Vous avez choisi de naviguer en eaux tropicales, mais la chaleur vous est désagréable ? On peut supposer qu’au mouillage tout va bien, mais il est vrai que les marinas sont généralement implantées dans des sites protégés des vents dominants. C’est normal, on va dans un port entre autres pour se protéger du mauvais temps…

En plus de la chaleur, il y a parfois des moustiques en prime !

Reste la possibilité de climatiser le bateau, et là, les solutions sont multiples.

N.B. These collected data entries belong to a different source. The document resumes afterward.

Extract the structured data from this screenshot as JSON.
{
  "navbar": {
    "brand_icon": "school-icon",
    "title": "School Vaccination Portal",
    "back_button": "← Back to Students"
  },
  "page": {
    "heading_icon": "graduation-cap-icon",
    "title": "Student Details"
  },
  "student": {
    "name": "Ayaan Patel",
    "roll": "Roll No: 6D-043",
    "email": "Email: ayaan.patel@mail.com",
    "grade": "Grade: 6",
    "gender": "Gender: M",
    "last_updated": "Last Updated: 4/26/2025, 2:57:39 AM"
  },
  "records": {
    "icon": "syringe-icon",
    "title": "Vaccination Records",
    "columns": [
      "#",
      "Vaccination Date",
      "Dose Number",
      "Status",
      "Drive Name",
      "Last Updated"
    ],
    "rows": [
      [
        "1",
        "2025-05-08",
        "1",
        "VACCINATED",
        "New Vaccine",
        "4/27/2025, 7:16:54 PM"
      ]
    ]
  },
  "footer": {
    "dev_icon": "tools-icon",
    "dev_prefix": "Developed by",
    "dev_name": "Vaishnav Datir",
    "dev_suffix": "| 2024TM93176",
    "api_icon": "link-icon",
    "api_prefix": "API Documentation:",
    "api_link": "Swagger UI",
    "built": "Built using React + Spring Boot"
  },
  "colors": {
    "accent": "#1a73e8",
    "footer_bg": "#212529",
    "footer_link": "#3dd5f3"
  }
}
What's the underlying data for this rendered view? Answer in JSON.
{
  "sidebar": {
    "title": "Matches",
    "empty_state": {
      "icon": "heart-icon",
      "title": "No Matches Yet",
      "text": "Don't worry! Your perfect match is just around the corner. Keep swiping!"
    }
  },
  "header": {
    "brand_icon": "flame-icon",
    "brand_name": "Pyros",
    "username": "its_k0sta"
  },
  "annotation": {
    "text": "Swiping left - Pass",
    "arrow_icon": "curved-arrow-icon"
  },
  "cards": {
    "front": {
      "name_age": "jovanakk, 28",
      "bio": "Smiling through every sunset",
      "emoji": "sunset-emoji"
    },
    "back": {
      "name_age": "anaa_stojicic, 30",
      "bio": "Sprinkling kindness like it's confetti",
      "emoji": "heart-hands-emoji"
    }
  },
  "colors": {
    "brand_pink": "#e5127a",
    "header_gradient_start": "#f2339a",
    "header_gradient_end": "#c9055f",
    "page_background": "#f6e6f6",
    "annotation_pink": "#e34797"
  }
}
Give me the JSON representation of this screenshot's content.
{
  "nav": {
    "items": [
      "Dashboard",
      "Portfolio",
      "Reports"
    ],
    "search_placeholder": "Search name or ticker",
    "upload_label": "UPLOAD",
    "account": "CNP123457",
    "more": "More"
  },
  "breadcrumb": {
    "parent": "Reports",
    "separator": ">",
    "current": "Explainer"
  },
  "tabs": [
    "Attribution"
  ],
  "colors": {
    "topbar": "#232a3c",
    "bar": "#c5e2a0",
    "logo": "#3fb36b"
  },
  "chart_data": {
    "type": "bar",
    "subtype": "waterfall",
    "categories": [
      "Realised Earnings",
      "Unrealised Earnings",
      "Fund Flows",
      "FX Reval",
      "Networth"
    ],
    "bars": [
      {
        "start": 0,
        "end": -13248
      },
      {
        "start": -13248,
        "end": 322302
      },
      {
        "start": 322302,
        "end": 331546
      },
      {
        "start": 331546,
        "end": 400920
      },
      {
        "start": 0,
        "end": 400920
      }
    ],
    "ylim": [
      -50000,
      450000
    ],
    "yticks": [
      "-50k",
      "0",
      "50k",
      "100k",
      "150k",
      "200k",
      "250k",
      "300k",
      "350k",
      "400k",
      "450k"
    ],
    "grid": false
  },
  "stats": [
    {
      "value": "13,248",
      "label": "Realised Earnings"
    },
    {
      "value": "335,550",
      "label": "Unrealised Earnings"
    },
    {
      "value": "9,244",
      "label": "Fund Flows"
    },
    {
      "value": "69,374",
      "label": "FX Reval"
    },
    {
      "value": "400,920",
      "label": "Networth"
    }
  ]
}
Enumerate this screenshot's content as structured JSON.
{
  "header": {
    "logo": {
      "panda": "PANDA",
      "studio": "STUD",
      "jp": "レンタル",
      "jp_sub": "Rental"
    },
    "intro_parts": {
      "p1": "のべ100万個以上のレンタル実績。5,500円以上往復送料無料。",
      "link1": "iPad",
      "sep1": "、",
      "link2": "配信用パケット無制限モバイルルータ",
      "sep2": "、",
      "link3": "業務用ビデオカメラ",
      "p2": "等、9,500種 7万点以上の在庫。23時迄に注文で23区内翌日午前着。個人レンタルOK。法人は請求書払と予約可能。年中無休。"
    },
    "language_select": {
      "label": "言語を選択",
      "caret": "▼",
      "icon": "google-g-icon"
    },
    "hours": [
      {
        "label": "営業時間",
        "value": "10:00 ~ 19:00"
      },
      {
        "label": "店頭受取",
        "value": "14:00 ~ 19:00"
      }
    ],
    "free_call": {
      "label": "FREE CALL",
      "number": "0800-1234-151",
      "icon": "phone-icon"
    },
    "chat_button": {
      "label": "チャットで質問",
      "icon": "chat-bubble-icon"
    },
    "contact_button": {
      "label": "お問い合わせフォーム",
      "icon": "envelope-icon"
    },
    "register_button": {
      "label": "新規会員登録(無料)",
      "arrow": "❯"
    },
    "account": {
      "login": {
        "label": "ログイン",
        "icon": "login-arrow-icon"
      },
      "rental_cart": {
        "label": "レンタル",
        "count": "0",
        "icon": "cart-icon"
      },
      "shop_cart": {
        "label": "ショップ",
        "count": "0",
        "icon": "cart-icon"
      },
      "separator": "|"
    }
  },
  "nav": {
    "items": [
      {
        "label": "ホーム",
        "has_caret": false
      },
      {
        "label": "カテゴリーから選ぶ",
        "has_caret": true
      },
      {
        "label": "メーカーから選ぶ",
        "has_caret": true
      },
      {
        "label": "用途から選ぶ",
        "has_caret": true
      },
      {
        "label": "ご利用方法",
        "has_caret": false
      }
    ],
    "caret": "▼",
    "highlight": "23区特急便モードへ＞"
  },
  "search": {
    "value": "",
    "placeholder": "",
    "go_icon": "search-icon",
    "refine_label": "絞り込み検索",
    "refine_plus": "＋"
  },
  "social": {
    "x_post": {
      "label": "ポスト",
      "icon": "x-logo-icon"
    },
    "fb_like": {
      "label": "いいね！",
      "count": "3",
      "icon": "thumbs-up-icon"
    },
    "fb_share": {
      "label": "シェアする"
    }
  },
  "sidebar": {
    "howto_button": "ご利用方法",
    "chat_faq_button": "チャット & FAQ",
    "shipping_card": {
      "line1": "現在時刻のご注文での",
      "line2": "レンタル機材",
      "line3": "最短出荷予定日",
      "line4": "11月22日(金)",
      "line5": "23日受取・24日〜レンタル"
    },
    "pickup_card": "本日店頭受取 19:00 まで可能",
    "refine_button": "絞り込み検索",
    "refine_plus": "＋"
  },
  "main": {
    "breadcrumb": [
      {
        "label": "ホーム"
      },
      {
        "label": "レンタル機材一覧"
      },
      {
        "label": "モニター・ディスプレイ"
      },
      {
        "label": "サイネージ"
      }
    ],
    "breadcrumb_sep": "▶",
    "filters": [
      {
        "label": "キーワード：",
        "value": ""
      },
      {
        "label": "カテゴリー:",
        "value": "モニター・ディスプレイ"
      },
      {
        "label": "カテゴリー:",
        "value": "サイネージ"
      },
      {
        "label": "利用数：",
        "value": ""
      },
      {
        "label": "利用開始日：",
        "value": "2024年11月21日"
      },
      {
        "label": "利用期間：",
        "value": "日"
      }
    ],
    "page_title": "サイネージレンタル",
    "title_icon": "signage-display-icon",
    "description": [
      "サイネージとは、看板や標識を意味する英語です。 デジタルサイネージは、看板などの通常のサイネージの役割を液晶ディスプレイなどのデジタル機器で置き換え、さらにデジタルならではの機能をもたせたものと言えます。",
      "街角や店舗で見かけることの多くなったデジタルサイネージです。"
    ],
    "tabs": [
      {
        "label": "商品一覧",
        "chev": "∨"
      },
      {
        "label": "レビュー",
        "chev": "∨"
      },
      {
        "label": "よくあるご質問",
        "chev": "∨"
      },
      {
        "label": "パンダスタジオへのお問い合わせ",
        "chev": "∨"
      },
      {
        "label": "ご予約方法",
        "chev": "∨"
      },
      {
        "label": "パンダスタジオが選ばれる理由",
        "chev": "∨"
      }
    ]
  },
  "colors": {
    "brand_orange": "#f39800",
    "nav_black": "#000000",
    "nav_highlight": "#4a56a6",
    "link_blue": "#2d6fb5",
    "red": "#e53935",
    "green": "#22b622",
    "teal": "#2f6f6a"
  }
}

Tout d’abord, quelles sont les possibilités d’un système de climatisation, à part rafraîchir l’atmosphère ?

  • Assécher le bateau par condensation de l’humidité de l’air sur l’évaporateur.
  • Chauffer le bateau en climat froid en inversant le cycle. (Mode pompe à chaleur)

Que trouve-t-on sur le marché ?

  • Le climatiseur portable.
  • Le climatiseur monobloc.
  • Le climatiseur "Split"
  • La centrale à eau glacée. (Chiller)

Le climatiseur portable

Je considère ce type d’appareil comme une solution provisoire ou de dépannage.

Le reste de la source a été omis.